A revival of interest in Jung Bahadur's persona began a few years back with his scattered family members grouping together to perform an annual Shraddha in his name. There are plans afoot to make a docu-drama about Jung Bahadur's life for the small screen where more contributors than just his family members are involved. It is interesting to note that certain historical anecdotes have come to light recently that bear testimony to Jung Bahadur's strength of character, his patriotism and his considerable diplomatic skills. I recently had the privilege of sitting down with a prominent Nepalese historian who had been granted special scholarship by the British Government to study documents relating to Anglo-Nepal relationships during the Raj. He poured over thousands of documents and concluded that Prime Minister Jung Bahadur Rana played a unique role in keeping the country independent and his often times Machiavellian statecraft always ensured the interest of Nepal first and foremost.
What follows are some snippets of the alluring tales of Jung Bahadur's patriotism unearthed in the tomes of papers from those times.
* When the British requested Nepal for help during the Sepoy Mutiny, Jung cleverly asked the old and retired British Resident Brian Hodgson to calculate how much Nepal had lost in land revenue since the British took away huge swathes of Nepalese territories after the Treaty of Sugauly. When the figure was calculated, Jung sent this to Lord Canning the Governor General requesting reparation. The amount was so high that it was impossible for the British to pay us and instead promised to give back Kailali, Kanchanpur, Banke and Bardia after the mutiny.
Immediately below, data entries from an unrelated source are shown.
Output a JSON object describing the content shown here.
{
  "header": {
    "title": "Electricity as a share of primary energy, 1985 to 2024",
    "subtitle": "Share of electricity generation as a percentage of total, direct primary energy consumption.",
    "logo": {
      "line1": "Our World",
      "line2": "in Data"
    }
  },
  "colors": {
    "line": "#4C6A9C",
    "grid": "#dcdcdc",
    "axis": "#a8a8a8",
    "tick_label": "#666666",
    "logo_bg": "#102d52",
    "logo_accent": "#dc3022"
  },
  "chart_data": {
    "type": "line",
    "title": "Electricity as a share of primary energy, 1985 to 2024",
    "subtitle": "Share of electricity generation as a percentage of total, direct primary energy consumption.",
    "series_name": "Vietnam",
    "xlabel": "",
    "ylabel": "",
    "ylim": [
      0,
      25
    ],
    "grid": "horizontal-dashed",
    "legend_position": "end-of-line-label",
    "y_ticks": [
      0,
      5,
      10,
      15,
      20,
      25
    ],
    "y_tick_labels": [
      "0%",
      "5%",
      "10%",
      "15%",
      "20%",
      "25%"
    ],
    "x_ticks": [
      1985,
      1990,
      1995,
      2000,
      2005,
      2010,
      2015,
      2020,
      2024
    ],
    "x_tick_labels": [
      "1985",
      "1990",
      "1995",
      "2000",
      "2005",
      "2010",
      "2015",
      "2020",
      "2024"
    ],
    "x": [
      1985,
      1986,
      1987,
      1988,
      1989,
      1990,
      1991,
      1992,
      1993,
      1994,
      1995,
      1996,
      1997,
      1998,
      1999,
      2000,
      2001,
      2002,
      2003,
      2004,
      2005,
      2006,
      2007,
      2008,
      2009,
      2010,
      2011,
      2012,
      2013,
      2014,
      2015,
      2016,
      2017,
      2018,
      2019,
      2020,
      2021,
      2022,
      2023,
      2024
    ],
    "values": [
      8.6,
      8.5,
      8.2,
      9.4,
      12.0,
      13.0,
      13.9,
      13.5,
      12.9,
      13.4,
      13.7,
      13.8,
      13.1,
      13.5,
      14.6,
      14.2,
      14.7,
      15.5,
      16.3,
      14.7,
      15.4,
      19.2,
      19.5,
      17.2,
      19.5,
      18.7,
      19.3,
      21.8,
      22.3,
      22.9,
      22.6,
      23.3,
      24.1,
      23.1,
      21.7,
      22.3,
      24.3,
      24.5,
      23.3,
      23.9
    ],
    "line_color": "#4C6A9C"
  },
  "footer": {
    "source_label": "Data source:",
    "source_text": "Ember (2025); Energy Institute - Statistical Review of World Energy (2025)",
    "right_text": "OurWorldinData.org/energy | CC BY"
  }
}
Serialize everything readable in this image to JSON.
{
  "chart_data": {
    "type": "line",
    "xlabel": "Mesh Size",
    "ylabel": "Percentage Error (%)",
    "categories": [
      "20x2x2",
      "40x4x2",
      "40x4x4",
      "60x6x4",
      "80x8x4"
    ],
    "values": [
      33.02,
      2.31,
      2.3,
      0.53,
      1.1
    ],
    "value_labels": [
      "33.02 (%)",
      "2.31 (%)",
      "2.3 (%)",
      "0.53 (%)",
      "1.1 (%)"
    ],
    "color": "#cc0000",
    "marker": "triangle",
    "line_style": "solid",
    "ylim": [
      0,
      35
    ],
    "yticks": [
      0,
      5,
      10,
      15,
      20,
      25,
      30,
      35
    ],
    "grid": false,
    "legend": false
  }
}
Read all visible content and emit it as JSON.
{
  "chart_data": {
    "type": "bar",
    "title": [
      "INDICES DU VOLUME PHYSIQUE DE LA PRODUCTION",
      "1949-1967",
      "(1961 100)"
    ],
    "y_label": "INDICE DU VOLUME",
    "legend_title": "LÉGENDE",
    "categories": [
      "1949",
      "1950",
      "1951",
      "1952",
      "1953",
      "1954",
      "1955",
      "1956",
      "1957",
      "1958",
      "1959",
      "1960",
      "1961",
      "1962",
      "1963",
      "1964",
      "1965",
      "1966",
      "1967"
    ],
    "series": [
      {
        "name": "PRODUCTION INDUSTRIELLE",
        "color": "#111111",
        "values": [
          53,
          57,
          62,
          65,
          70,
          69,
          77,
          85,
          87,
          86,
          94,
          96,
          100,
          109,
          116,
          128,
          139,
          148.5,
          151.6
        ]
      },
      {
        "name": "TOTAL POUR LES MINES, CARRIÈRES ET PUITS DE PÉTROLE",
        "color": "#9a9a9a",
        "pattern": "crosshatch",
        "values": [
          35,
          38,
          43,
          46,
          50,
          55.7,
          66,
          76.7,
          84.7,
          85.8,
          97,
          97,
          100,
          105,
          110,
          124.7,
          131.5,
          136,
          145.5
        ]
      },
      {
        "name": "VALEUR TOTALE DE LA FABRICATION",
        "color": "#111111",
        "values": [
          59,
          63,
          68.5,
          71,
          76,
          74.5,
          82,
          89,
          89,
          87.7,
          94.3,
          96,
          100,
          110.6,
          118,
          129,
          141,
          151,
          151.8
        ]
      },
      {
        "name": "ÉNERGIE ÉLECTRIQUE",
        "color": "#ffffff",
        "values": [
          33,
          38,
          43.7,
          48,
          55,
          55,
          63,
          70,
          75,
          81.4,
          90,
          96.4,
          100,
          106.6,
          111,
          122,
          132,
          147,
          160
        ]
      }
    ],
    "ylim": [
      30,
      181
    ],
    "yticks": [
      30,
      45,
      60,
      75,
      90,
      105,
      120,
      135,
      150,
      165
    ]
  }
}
* At the start of Jung's visit to Great Britain in 1850 A.D., upon arrival at Southampton he and his retinue were informed that they would be subjected to customs check. Jung angrily refused to allow the checking of "an Ambassador and Plenipotentiary of the Sovereign King of Nepal" and threatened that if he and his retinue were checked, he would turn around and head for France. The Customs officials finally relented.
* His official visit to Queen Victoria's Durbar was delayed by two hours as Jung would not budge without the Rishallah horse riders (comparable to the modern day outriders) accompanying his carriage, an honour bestowed on foreign heads of state, as Jung maintained that he was representing the Sovereign King of Nepal.
|Sir Colin Campbell|
* Several years after the Indian Mutiny and the consolidation of Great Britain's power as the governing authority in India, it was decided by the British Crown to create a new order of knighthood to honour Indian Princes and Chiefs, as well as British officers and administrators who served in India. Prime Minister Jung Bahadur Rana was one of the recipients of this highest order. After Jung received the Order of the Knight Grand Commander of the Star of India in 1873 A.D. he went to collect the medal from Viceroy Lord Northbrook in Calcutta the following year. He was given only 17 guns salute and not 19 guns given to him earlier as the plenipotentiary of the King of Nepal during the visit to England, probably at the instigation of jealous Indian princess. Jung was furious. Back in Kathmandu he wrote to Brian Hodgson to write to London saying that he would return the decoration if the British government did not apologize. This letter was found in the archives.
* Actually Jung's second visit to Britain came to an end in Bombay not because he fell off his horse and was injured as reported to Nepal, but because the British did not grant him a visa! The real reason was that they realized Jung was a nationalist and would always put the interest of Nepal first and his friendship with Britain was tactical. The British decided not to cultivate him further.
The stories behind the making of such a legendary figure are many. I have done my modest part as a tribute by documenting some of the less known stories besides the historical Jung Bahadur we are familiar with. We Nepalese are hankering after a Jung Bahadur befitting our present age! We all wish that Nepal can produce one.